Vanderbilt’s walk-off hero Jayson Gonzalez takes us through that final at bat

“I thought they got a string of quality bats one more time than we did,” Arizona coach Jay Johnson said. “That’s why they are who they are.”

All this was part of an unusual night at TD Ameritrade Park, where the one Commodore pitcher who had trouble was the most renowned arm on the field. Rocker has been as sure a thing in June as Father’s Day, but Arizona scored five runs against him in under six innings, though two were unearned. 

He had allowed only three runs in 42.2 career postseason innings. The Wildcats had that many Saturday night after seven batters. It took Rocker 36 pitches to get out of the first inning.
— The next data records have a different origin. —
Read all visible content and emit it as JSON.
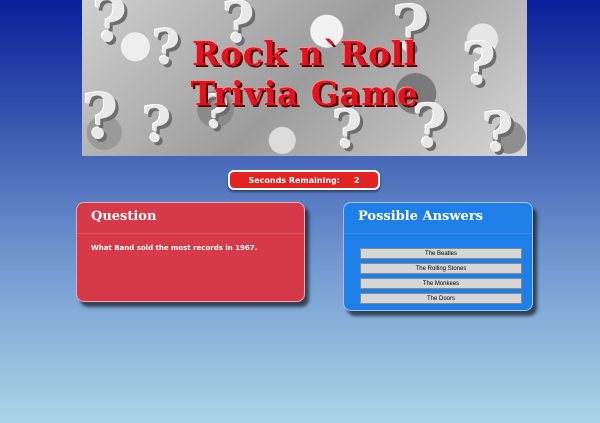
{
  "banner": {
    "title_line1": "Rock n`Roll",
    "title_line2": "Trivia Game"
  },
  "timer": {
    "label": "Seconds Remaining:",
    "value": "2"
  },
  "question_panel": {
    "heading": "Question",
    "text": "What Band sold the most records in 1967."
  },
  "answers_panel": {
    "heading": "Possible Answers",
    "options": [
      "The Beatles",
      "The Rolling Stones",
      "The Monkees",
      "The Doors"
    ]
  },
  "colors": {
    "accent_red": "#e32222",
    "question_bg": "#d63a48",
    "answers_bg": "#1f7fe8",
    "title_red": "#e01420"
  }
}
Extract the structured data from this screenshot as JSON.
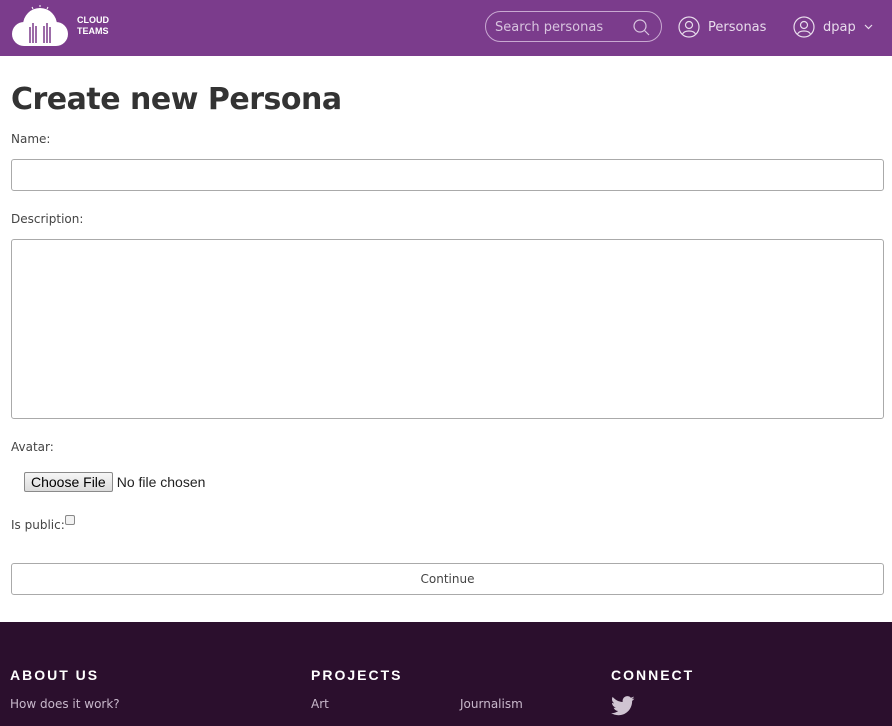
{
  "header": {
    "logo_line1": "CLOUD",
    "logo_line2": "TEAMS",
    "search_placeholder": "Search personas",
    "nav_personas": "Personas",
    "nav_user": "dpap"
  },
  "form": {
    "title": "Create new Persona",
    "name_label": "Name:",
    "name_value": "",
    "description_label": "Description:",
    "description_value": "",
    "avatar_label": "Avatar:",
    "file_button": "Choose File",
    "file_status": "No file chosen",
    "public_label": "Is public:",
    "is_public": false,
    "continue_label": "Continue"
  },
  "footer": {
    "about_heading": "ABOUT US",
    "about_links": [
      "How does it work?"
    ],
    "projects_heading": "PROJECTS",
    "projects_links": [
      "Art",
      "Journalism"
    ],
    "connect_heading": "CONNECT",
    "connect_icons": [
      "twitter-icon"
    ]
  },
  "colors": {
    "header_bg": "#7b3c8c",
    "footer_bg": "#2b0f2d",
    "title_text": "#333333"
  }
}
His career postseason record coming into Saturday night was 6-0, with an earned run average you would need an electron microscope to see. Try 0.63. His name will be called quickly at the major league draft. That made the first inning a bit of a surprise, but Rocker was able to get out of it without heavy damage. “And then,” Johnson said, “he kind of kicked it into another gear.”

Indeed, Rocker retired 15 batters in a row — “I thought he was more attacking after the first inning,” Corbin said — but then came the sixth, when Ryan Holgate hit a homer to right that when last seen was headed for the Omaha Zoo. The 5-3 Arizona lead didn’t look much like a Rocker start.

But the lineup card warned everyone. Nine Wildcats, eight of them hitting over .300. So did the NCAA stat rankings. There was Arizona, second in the nation in on-base percentage, fourth in average, fifth in scoring. Now we know those numbers weren’t kidding. The Wildcats came in leading the country in doubles and mashed two off Rocker in his first six pitches. One fact was on display: Arizona really can hit that well.

But the Wildcats also struck out 19 times, one off the CWS record. That with only one walk. Johnson was asked afterward if maybe that suggested his guys were trying to do too much. He thought it was more Rocker. “Somebody’s going to give that dude $7 million here in a couple of weeks. So, no.”

Funny thing, though. Rocker accounted for only seven of the strikeouts, the bullpen providing the other 12.

So the star had something of an off-day and the Commodores survived, anyway. The winning hit came from the ninth man in the lineup, who had three RBI. “I’m just glad I’m in ninth because I get to see a lot more pitches,” Gonzalez said. It was the kind of edgy victory that can send a team places.

“I thought they hung tough,” Corbin said. “And the pitching allowed us to do that. If we don’t pitch the way we do, then we don’t get those moments.”

One message from Saturday night seemed pretty clear:

Vanderbilt does not live by Rocker and Leiter alone.